Jean Patou et Louis Süe
Rencontré en 1916 sur le front d’Orient, Louis Süe devient l’ami de Jean Patou et le futur auteur de plusieurs projets décoratifs pour ce dernier. Formé à l’Ecole des beaux-arts de Paris, élève de Victor Laloux (ancienne gare d’Orsay, hôtel de ville et basilique Saint-Martin de Tours), Louis Süe fut un architecte prolifique, notamment connu pour sa longue et fructueuse collaboration avec André Mare (1885-1932). Outre de nombreuses réalisations notables, parmi lesquelles le grand salon du paquebot Île-de-France, les deux hommes fondèrent en 1919 la Compagnie des Arts Français, une maison de décoration proposant, au numéro 116 de la rue du Faubourg-Saint-Honoré, mobilier, orfèvrerie, céramique, papiers peints et tissus d’ameublement.
L’harmonie du style de Louis Süe, classique et moderne à la fois, attire alors plusieurs couturiers qui s’octroient ses services. Dans les années 1910, il aménage les salons de couture de son ami Paul Poiret, avenue d’Antin, ainsi que le magasin des ateliers Martine.
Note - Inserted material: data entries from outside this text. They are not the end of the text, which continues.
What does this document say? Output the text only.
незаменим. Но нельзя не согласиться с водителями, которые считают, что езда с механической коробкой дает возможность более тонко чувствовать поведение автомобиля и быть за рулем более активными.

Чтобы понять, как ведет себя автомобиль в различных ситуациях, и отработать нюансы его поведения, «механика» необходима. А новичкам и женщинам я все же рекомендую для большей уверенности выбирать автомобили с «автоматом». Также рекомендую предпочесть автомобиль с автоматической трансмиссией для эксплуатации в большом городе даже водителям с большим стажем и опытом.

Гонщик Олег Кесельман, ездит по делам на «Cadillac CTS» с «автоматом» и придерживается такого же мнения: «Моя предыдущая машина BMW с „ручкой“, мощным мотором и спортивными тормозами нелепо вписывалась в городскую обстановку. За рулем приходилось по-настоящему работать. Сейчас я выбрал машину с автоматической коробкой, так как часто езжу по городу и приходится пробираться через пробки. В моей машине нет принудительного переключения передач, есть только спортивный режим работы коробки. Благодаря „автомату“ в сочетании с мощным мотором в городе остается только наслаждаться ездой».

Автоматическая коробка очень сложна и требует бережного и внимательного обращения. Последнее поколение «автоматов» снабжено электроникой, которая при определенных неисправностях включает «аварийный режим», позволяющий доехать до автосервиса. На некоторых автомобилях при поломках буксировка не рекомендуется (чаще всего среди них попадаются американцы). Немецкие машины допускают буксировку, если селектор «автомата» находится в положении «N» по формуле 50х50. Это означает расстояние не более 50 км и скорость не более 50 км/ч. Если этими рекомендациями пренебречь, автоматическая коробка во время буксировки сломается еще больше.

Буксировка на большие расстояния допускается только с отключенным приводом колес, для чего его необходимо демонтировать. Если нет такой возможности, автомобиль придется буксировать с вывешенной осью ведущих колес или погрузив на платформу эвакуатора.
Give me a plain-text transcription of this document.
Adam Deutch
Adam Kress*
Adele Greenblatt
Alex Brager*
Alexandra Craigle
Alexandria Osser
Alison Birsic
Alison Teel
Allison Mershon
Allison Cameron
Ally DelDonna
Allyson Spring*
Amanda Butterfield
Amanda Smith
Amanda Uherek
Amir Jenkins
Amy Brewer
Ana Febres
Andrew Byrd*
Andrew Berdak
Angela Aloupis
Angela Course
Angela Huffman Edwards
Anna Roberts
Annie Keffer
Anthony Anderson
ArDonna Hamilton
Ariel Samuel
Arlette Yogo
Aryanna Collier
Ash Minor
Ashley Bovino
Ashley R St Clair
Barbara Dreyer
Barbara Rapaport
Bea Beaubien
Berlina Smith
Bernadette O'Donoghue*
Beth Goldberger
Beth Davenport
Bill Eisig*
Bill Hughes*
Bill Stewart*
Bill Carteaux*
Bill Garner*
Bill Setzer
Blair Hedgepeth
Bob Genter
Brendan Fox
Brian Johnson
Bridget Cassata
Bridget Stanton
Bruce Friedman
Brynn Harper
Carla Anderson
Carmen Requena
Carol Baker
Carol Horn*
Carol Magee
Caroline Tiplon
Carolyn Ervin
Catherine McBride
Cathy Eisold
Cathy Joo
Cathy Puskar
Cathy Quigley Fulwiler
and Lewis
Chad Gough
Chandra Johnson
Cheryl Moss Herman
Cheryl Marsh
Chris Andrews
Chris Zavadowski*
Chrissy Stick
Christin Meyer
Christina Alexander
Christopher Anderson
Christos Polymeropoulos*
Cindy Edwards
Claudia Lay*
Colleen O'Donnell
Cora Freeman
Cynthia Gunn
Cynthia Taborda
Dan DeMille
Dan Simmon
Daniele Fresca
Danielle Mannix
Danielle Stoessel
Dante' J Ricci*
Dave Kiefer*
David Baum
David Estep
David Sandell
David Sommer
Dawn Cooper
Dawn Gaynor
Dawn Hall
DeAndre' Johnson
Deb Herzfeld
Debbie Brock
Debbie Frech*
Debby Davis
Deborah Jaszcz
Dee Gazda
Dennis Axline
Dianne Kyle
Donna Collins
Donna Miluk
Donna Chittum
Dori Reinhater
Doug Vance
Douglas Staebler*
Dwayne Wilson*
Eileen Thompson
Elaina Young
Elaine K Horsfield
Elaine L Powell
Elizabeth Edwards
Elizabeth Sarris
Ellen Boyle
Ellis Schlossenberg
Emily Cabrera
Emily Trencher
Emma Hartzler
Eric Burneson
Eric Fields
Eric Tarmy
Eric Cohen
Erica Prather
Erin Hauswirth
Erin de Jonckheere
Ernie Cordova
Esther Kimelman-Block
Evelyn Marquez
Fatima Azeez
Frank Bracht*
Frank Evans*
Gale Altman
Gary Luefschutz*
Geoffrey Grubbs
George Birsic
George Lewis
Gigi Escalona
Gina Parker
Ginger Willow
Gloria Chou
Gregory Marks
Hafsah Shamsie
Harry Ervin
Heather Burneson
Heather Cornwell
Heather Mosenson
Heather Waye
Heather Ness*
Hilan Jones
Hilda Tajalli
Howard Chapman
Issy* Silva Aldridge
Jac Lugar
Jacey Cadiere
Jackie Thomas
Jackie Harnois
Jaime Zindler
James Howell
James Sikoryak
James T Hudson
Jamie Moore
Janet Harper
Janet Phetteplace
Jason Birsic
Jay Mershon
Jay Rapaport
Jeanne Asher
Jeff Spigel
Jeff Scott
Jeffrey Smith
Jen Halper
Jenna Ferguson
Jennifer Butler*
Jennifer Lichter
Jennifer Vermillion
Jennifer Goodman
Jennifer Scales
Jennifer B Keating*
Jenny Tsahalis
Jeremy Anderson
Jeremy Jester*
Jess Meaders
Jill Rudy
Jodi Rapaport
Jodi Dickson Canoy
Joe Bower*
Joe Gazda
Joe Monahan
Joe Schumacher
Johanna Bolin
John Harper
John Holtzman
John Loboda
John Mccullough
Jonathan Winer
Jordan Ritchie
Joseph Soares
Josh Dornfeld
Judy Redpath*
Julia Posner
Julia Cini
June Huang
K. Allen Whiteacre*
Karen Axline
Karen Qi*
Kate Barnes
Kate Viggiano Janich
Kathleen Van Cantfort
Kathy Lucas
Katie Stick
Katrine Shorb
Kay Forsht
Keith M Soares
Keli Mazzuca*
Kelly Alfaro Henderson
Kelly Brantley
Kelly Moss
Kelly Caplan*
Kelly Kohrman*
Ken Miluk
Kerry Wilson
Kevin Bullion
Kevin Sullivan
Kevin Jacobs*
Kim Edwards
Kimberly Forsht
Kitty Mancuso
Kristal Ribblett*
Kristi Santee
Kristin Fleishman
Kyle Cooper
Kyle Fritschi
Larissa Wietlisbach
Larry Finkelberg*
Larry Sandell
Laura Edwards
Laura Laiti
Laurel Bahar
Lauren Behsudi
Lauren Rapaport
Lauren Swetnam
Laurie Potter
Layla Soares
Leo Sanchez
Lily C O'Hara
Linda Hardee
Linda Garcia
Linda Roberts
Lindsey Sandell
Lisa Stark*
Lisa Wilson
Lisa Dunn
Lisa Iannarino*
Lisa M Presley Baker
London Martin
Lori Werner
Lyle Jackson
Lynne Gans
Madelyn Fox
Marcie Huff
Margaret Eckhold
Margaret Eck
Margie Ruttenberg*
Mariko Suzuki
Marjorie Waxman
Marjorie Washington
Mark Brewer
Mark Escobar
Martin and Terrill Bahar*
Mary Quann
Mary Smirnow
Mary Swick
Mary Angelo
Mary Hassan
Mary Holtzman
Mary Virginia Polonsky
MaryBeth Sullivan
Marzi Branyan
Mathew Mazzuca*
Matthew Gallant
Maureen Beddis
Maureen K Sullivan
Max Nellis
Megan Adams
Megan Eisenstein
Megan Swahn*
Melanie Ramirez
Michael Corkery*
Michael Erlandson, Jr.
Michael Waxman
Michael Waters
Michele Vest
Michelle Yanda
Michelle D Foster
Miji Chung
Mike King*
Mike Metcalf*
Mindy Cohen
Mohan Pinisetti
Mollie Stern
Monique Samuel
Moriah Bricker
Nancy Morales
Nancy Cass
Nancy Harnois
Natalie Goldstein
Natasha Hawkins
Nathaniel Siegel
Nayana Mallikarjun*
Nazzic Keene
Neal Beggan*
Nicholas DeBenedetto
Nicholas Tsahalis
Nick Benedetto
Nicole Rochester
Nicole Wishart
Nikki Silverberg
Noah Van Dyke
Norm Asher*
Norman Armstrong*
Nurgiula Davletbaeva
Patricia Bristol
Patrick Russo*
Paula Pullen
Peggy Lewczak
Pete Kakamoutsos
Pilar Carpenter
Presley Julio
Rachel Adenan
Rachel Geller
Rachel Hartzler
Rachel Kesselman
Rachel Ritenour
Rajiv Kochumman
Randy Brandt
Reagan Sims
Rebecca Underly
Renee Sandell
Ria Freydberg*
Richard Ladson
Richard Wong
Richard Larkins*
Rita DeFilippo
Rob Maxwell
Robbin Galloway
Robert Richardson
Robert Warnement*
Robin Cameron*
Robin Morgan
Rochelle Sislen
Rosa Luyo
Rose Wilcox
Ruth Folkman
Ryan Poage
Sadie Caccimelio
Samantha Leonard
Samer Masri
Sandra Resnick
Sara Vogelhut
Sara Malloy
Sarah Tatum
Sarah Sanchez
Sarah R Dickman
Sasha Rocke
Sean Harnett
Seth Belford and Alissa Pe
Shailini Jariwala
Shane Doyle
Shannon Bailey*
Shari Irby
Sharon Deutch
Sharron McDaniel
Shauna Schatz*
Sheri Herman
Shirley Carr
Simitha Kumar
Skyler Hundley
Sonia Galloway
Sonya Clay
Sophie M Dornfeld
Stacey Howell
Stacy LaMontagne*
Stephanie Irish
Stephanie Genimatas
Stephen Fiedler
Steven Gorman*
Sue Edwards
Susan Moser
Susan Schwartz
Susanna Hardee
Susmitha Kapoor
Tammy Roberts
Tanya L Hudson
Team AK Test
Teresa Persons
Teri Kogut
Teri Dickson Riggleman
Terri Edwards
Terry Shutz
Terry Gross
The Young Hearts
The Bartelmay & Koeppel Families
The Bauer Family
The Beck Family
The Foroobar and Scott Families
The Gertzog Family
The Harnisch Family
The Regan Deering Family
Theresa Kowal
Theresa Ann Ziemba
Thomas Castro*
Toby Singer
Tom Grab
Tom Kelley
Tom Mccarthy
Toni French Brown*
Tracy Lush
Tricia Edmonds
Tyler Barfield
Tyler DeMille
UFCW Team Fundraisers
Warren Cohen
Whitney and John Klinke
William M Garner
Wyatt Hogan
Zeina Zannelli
Jeanne Paquin lui confie également sa villa de Saint-Cloud, « Les Treillages », en 1912. Il n’est donc pas étonnant qu’un homme réputé de bon goût comme Jean Patou se soit adressé au talentueux duo Süe-Mare pour plusieurs de ses propriétés, à commencer par sa maison de couture du 7 rue Saint-Florentin, près de la Concorde, puis de son hôtel particulier rue de la Faisanderie. Décoré en collaboration avec Bernard Boutet de Monvel et meublé par Richard Desvallières, cet ancien hôtel XVIIIe ayant appartenu à Ferdinand de Lesseps sert d’écrin aux réceptions fastueuses du couturier.
Ayant quelques attaches basques par son beau-frère Raymond Barbas, Jean Patou s’offre une résidence secondaire à Ustaritz, au cœur d’un vaste domaine surplombant la Nive. Avec le même souci d’équilibre qui régit ses créations et le décor de ses appartements, Patou réintroduit le traditionnel dans le cadre moderne de sa villa « Berriotz » en béton blanc avec du mobilier style Empire et Charles X. La presse de l’époque ne manque pas de détailler les invités de marque qui se succèdent dans l’élégante propriété à l’occasion de réunions mondaines.
« Au cœur du pays basque. Berriotz, le beau domaine de Monsieur Jean Patou », Vogue, septembre 1932, Paris, BnF.
La mort soudaine de Jean Patou, suite à une crise d’apoplexie en 1936, met un terme prématuré à son ascension. Toujours fidèle à son ami, c’est une nouvelle fois Louis Süe qui se chargera de dessiner la pierre tombale du couturier, d’une grande sobriété, habillée simplement de buis, d’une croix de guerre et de son célèbre monogramme.